- Born: Jerusha Hunting 10 August 1864 Paddington, England
- Died: 8 February 1938 (aged 73) Maida Vale, England
- Education: Boarding school
- Occupations: Writer, hospital commandant, organiser
- Spouse: Aubrey Richardson

= Jerusha Davidson Richardson =

British philanthropist and author (1864–1938)

Jerusha Davidson Richardson OBE born Jerusha Hunting known as Mrs Aubrey Richardson (10 August 1864 – 8 February 1938) was a British philanthropist and author. In the first part of her life she was a writer known for recommending that women should not become suffragettes desperate for power but that they should devote their time to good works.
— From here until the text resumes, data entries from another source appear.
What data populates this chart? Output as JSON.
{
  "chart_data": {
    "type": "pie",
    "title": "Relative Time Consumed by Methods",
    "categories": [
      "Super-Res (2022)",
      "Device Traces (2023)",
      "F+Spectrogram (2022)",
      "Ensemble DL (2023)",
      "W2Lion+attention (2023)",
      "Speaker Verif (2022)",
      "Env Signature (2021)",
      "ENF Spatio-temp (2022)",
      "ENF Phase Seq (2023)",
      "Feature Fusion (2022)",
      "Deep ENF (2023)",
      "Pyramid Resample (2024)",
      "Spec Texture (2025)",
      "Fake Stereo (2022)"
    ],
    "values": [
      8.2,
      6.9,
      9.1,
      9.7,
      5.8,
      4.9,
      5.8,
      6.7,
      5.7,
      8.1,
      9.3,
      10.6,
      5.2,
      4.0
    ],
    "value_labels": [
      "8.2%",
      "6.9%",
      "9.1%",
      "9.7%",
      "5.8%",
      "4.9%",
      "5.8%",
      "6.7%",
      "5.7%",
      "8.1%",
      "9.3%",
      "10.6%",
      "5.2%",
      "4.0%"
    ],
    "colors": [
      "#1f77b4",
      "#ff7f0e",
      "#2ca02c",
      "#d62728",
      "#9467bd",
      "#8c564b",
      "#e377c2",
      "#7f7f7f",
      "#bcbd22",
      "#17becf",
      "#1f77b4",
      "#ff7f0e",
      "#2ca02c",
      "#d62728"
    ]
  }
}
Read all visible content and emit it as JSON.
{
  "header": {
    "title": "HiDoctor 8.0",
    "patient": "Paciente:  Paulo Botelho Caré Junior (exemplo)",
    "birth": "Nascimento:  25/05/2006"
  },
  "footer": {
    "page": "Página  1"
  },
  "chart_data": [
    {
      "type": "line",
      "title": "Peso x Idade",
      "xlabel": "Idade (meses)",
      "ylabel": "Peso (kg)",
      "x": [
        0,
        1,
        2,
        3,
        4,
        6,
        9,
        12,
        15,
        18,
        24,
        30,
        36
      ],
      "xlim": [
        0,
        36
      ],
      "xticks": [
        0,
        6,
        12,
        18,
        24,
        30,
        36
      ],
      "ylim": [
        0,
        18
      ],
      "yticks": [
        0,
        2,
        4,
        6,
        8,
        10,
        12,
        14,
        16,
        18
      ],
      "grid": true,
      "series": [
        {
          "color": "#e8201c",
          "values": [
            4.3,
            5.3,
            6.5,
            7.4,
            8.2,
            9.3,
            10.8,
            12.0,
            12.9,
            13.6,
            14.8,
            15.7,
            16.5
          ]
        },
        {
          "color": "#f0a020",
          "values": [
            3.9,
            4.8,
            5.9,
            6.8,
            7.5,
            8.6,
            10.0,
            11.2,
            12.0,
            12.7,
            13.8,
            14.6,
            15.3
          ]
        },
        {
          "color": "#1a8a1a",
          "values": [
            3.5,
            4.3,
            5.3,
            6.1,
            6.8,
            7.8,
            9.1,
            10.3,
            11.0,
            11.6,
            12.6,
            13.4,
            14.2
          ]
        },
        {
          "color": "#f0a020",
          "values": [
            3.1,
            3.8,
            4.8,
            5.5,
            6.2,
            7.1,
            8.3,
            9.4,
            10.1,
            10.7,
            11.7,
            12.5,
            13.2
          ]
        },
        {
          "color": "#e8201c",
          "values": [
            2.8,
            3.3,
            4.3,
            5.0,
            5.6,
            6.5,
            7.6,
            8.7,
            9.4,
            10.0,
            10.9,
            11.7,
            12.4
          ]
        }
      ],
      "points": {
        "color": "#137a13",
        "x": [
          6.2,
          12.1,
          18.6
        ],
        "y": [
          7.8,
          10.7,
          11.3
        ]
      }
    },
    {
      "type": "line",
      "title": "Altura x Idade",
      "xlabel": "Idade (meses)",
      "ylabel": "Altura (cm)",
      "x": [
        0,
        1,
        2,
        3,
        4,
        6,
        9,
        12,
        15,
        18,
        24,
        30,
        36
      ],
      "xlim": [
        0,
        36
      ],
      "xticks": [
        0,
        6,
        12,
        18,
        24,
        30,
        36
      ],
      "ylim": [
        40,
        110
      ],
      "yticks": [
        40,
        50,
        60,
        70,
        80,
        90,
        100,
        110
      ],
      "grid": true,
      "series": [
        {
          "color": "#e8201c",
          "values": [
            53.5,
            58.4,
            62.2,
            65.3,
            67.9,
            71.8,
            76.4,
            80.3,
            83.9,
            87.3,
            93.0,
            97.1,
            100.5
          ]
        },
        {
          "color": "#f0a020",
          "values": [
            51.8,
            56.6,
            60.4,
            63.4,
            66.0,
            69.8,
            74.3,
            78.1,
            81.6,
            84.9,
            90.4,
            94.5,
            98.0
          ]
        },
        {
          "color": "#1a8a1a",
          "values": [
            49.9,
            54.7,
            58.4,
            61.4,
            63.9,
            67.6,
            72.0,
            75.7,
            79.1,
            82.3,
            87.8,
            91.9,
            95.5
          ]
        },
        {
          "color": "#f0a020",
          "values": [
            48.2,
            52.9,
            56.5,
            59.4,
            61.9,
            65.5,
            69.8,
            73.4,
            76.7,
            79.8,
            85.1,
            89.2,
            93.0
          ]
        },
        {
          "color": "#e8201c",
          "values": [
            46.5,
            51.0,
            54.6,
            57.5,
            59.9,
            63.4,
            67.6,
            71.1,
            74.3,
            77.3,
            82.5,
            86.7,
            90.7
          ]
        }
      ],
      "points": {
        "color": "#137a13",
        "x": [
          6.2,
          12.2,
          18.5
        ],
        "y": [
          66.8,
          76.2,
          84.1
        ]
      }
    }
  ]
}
In the latter half of her life she did just that and she was appointed an OBE.

==Life==
Richardson was born in Paddington in 1864.

She married a solicitor named Aubrey Richardson on 20 May 1893. He was one of the three children of Mary (born Smith) and Sir Benjamin Ward Richardson. Her father in law was a doctor and leading sanitary inspector. Aubrey died early and left her a childless widow.

In 1899, she published a book of biographies of the Women of the English Court. She noted that men had the political power but recently women could aspire to humanitarian and religious activities during the book's introduction.

In 1908, she published another book of women's biographies titled Women of the Church of England. This book is recognised as making an early contribution to the emerging importance of women's history.

She wrote her last book about the Doges of Venice in 1914. Up to this date, she had become a writer known for recommending that women should not aspire for power but that they should devote their time to good works. In the latter half of her life, she did just that. At a hospital for wounded soldiers she became the quartermaster. She was promoted as the commandant of Voluntary Aid Detachment number 58 and she opened in February 1916 a new auxiliary military hospital at Dollis Hill House. It was one of several auxiliary hospitals for the Endell Street Military Hospital. The new hospital had 27 beds but it was expanded to 70 beds using huts. The position of the building is still marked. The Dorris Hill hospital closed in April 1919 and Richardson decided to open her own clinic in Willesden. Doctors would send their patients to what became a surgery. By the 1930s, it was known for its work with rheumatism. She retired in 1935.

She was appointed an OBE.

Richardson died at her home in 1938 in Maida Vale.